Evaluation of the calibration factors of neutron dose rate meters in a 241Am–Be neutron field

Abstract

Calibrations were performed for three types of neutron ambient dose equivalent rate meters, i.e., Aloka TPS-451C (Hitachi), KSAR1U.06 (Baltic Scientific Instruments), and Model 12-4 (Ludlum), using a standard field of a 241Am–Be source. The measured total neutron ambient dose equivalent rates, $$H^*(10)_{\text{tot}}'$$ , were analyzed to obtain the direct neutron ambient dose equivalent rates, $$H^*(10)_{\text{dir}}'$$ , using the ISO 8529-2-recommended generalized-fit method, semiempirical fit method, and reduced-fitting method (RFM) fit methods.

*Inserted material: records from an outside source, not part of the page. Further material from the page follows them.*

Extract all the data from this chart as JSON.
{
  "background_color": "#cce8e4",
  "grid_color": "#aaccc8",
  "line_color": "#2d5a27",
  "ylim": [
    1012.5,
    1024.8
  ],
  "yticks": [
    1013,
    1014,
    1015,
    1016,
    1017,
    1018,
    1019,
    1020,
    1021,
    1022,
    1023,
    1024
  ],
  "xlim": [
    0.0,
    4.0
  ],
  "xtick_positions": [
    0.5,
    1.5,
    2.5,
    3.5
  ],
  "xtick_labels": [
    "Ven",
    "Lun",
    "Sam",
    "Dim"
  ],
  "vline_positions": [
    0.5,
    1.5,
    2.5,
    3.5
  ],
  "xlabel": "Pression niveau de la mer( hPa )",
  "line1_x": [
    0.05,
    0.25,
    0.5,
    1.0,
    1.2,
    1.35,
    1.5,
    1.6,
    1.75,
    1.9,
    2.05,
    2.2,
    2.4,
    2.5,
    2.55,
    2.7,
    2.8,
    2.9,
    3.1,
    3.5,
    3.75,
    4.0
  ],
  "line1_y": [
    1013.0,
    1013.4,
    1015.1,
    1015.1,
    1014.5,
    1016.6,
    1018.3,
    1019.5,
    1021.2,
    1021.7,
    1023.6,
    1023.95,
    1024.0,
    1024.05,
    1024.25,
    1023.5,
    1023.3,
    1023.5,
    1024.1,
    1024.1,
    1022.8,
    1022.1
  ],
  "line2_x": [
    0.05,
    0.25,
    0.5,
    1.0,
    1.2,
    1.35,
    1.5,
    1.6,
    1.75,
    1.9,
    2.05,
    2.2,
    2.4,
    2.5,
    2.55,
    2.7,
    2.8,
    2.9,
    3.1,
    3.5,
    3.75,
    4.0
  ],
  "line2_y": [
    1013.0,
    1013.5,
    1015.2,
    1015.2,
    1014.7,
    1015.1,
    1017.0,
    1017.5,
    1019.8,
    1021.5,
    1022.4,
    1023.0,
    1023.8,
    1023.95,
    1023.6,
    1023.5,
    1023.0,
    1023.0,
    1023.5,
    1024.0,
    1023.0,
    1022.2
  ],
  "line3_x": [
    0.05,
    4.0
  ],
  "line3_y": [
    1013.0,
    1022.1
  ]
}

The calibration factor (CF), defined as the ratio between the conventional true value of the neutron ambient dose equivalent rates in a free field, $$H^*(10)_{\text{FF}}'$$ , and $$H^*(10)_{\text{dir}}'$$ , was evaluated as one of the important characteristics of the neutron meters in the present work. The fitting results show that the $$H^*(10)_{\text{dir}}'$$ values of the meters are in good agreement within the theoretical data within 4%. The averaged CFs of the three neutron meters were evaluated as $$0.99 \pm 0.01$$ , $$1.00 \pm 0.03,$$ and $$0.99 \pm 0.08$$ , respectively. The largest standard uncertainty of these values was determined to be approximately 18.47% ( $$k=1$$ ). The standard uncertainty of the CFs obtained using the RFM method was less than 4.23% ( $$k=1$$ ), which is the smallest uncertainty among the three methods.